Soaring saffron

The BJP’s big win in Madhya Pradesh will further weaken the Congress

Soaring-saffron Chief Minister Shivraj Singh Chouhan with Jyotiraditya Scindia | PTI

The assembly bypolls in Madhya Pradesh have thrown up clear winners and losers. One clear winner was Shivraj Singh Chouhan, who needed to win eight of 28 seats at stake to continue as chief minister but ended up winning 19. Another winner, Jyotiraditya Scindia, helped the BJP loosen the Congress grip on the Gwalior-Chambal region, even though the results show that he has lost some of his influence. The main losers were state Congress president Kamal Nath and former chief minister Digvijaya Singh, who could not prevent the crushing defeat that will further weaken their party.

The only consolation for the Congress is that seven of nine seats that the BJP lost are in the Gwalior-Chambal region, which is known as the Scindia turf. “In Gwalior-Chambal, we won seven of 16 seats and [one candidate] lagged only by 161 votes,” tweeted Digvijaya Singh. “People thought the Congress will end after Scindiaji left [the party]; instead a new Congress has emerged.”

One of the losers in the ruling party, Imarti Devi, is a Scindia follower whom Kamal Nath controversially referred to as “item” during the campaign. She lost Dabra. Another Scindia confidant, Munnalal Goyal, lost Gwalior (East). The BJP also lost three of five seats in Morena, and one each in Bhind and Shivpuri—districts that are part of the region.

Also, the margin of victory dropped considerably in seats contested by Scindia supporters in the region. In Bhander, for instance, the BJP candidate beat the Congress by just 161 votes.

According to author Rasheed Kidwai, Scindia’s losses are marginal; it is the Congress that lost big. “It will probably make the Congress more vulnerable in the future,” he said.

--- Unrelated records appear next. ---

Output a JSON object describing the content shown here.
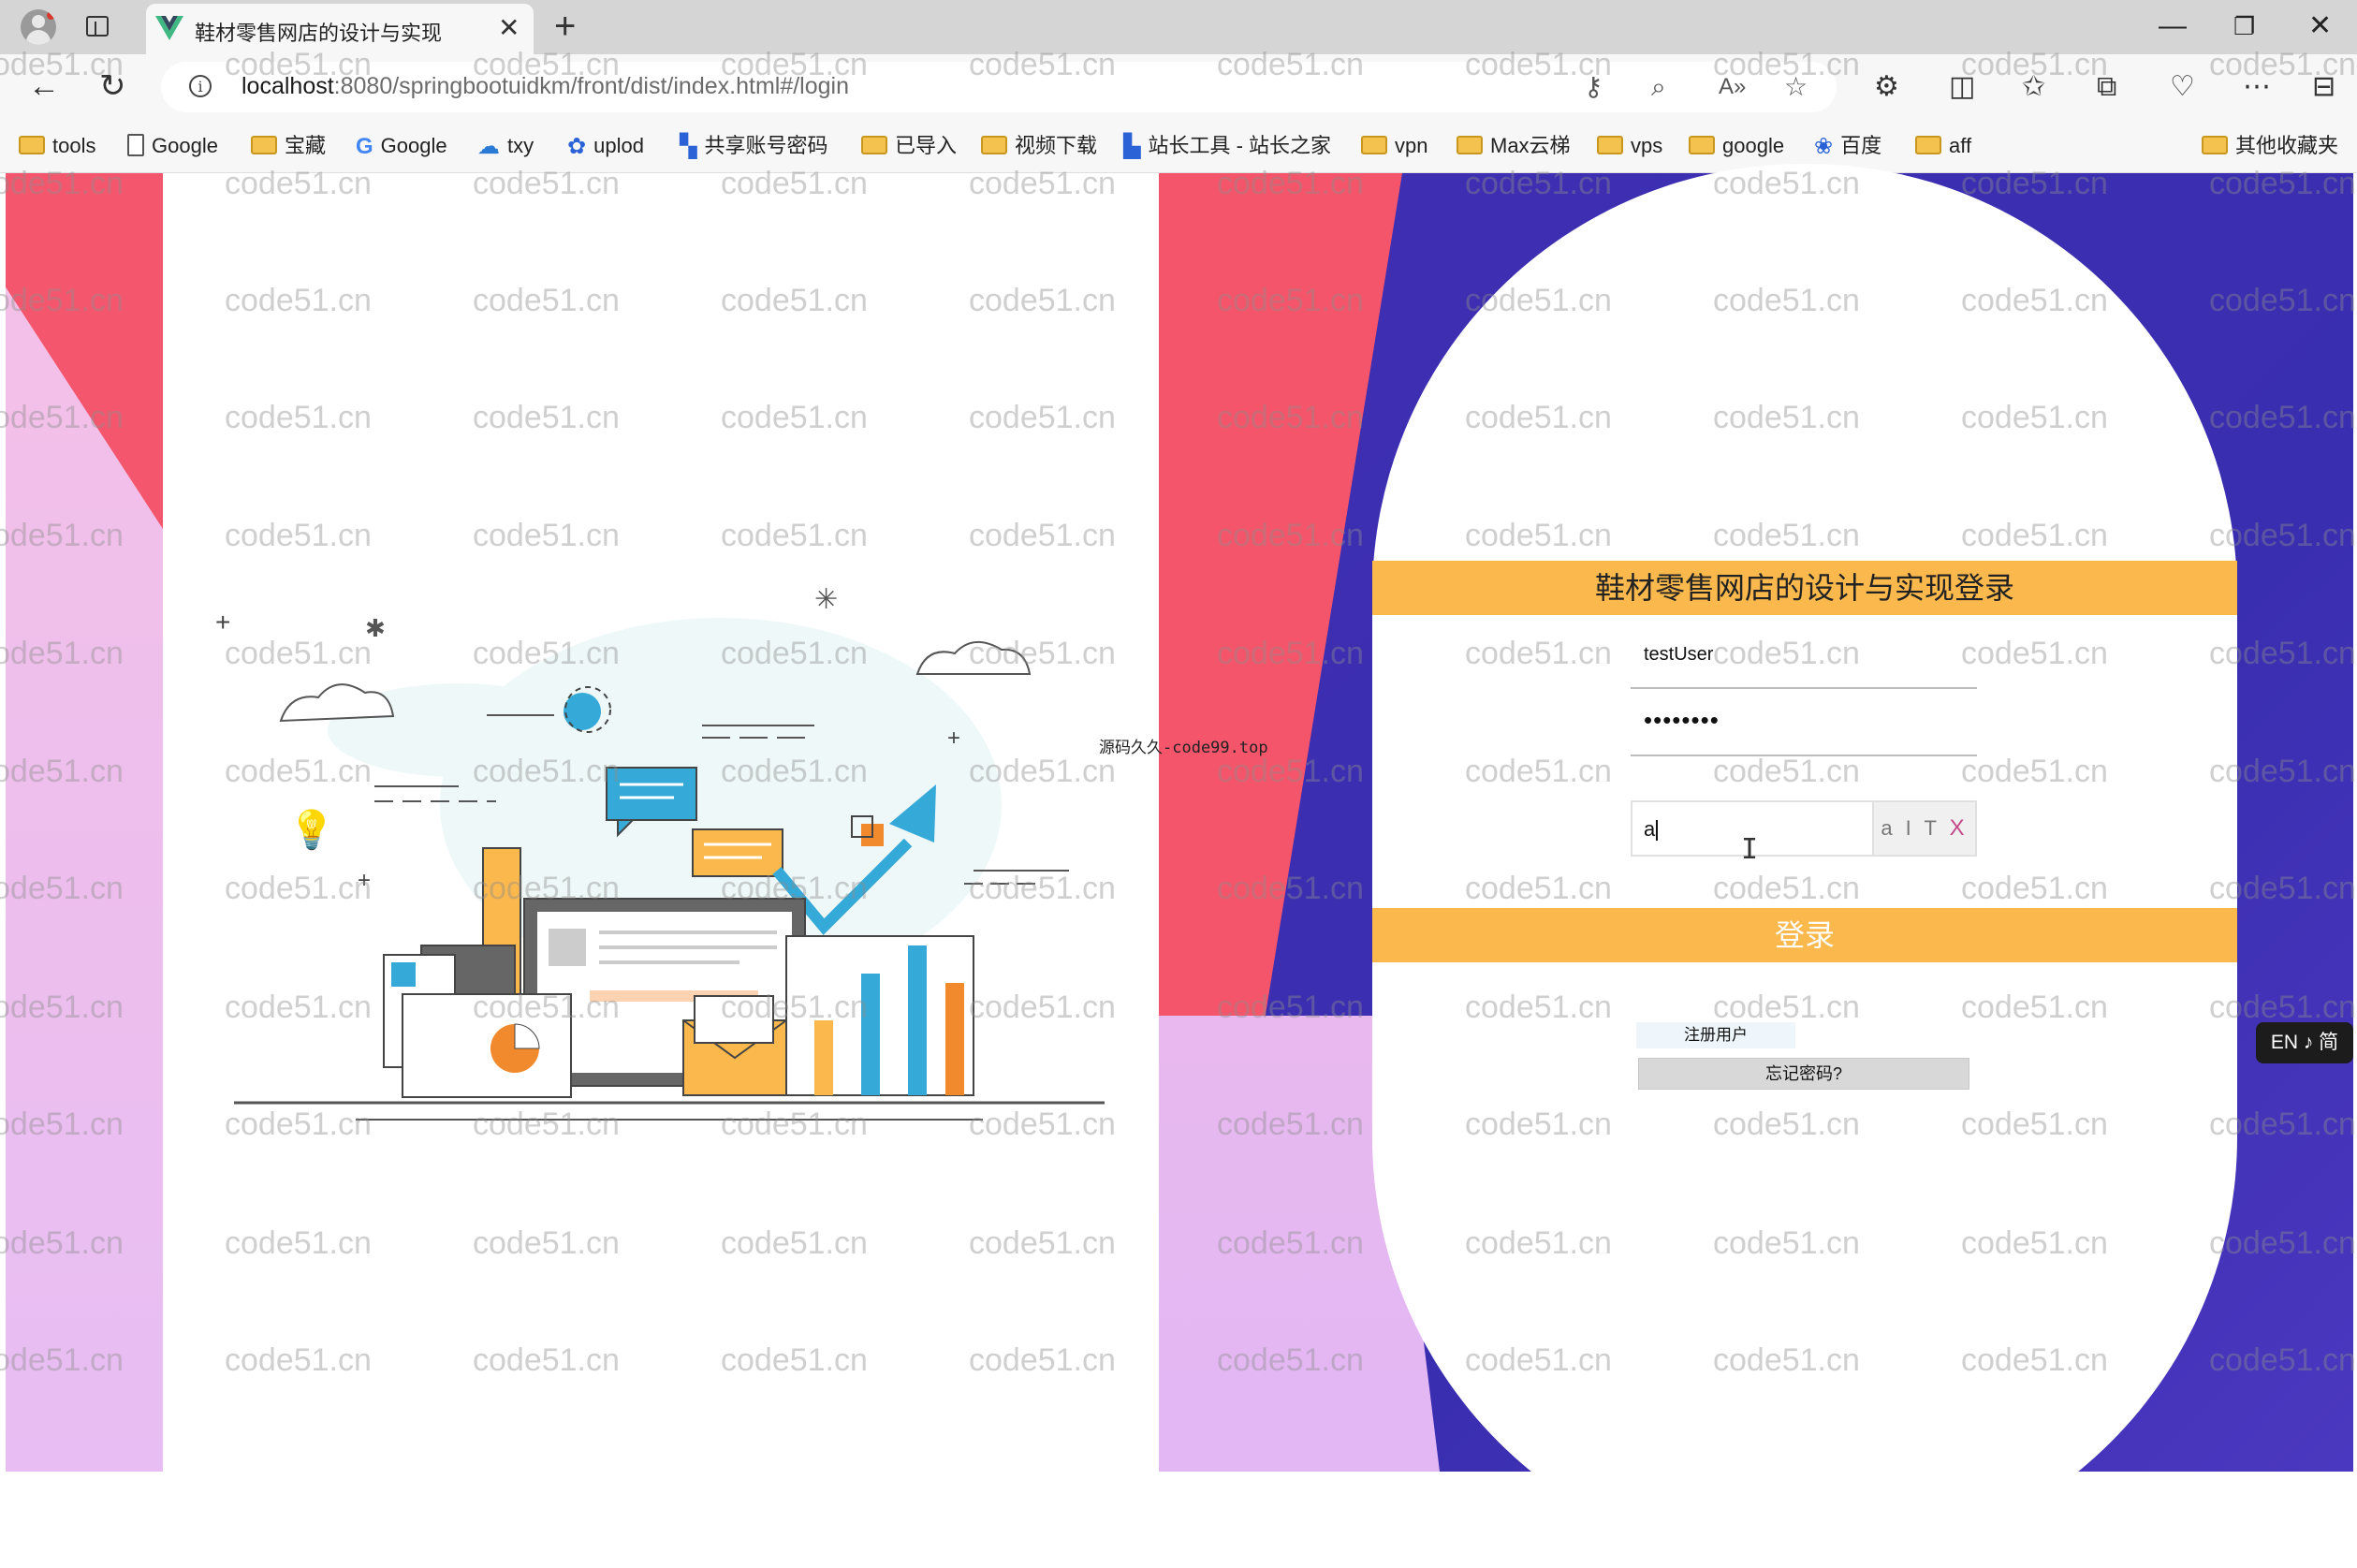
{
  "browser": {
    "tab_title": "鞋材零售网店的设计与实现",
    "url_host": "localhost",
    "url_rest": ":8080/springbootuidkm/front/dist/index.html#/login",
    "bookmarks": [
      "tools",
      "Google",
      "宝藏",
      "Google",
      "txy",
      "uplod",
      "共享账号密码",
      "已导入",
      "视频下载",
      "站长工具 - 站长之家",
      "vpn",
      "Max云梯",
      "vps",
      "google",
      "百度",
      "aff"
    ],
    "other_bookmarks": "其他收藏夹"
  },
  "login": {
    "title": "鞋材零售网店的设计与实现登录",
    "username": "testUser",
    "password_mask": "••••••••",
    "captcha_input": "a",
    "captcha_image_text": "a I T",
    "captcha_image_x": "X",
    "login_button": "登录",
    "register_link": "注册用户",
    "forgot_password": "忘记密码?"
  },
  "overlay": {
    "source_note": "源码久久-code99.top",
    "ime_indicator": "EN ♪ 简",
    "watermark": "code51.cn"
  },
  "colors": {
    "accent_band": "#fbb84c",
    "right_bg": "#3f2fb2",
    "red_shape": "#f4556a",
    "pink_shape": "#e7bdf3"
  }
}
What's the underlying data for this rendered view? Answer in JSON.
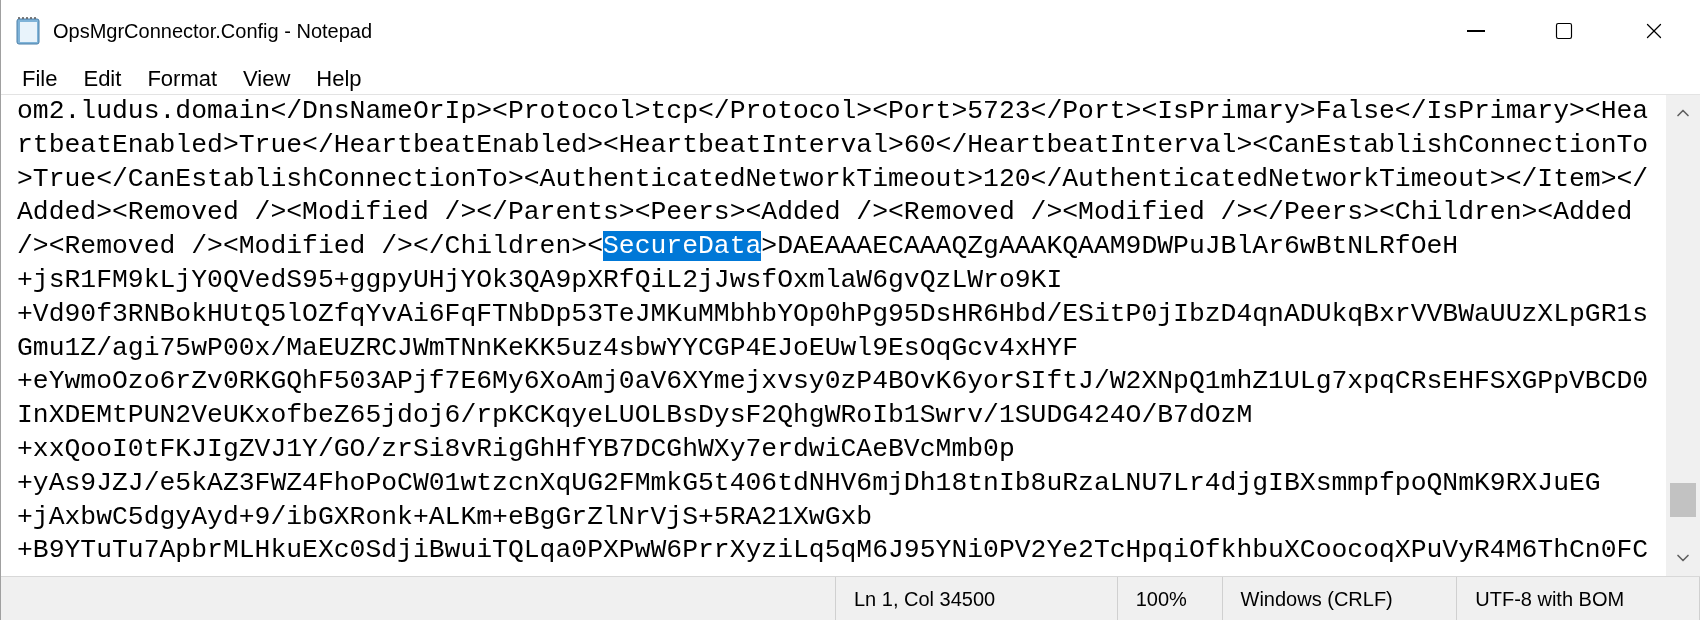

Political analyst Girija Shanker said the Congress was defeated because it failed to correct its course even after losing power. “The Congress did nothing to stem the losses,” he said. “Even now, I do not expect any major changes in the party structure or in its functioning.”

He said the losses in Gwalior-Chambal would not seriously affect Scindia, because state BJP president Vishnu Datt Sharma and Union Minister Narendra Singh Tomar hail from Morena. “Scindia always had more hold on the Gwalior region than Chambal,” said Shanker.

Scindia sidestepped discussions on whether his aura had waned. He said the Congress’s defeat revealed that Kamal Nath and Digvijaya Singh were the “actual betrayers”.

BJP spokesman Pankaj Chaturvedi, considered close to Scindia, pointed out that the Congress had polled 13 per cent more votes than the BJP and held 80 per cent of seats in Gwalior-Chambal in 2018. “It has lost more than half the seats in the region where bypolls were held,” he told THE WEEK. “It is an out and out loss for the Congress.”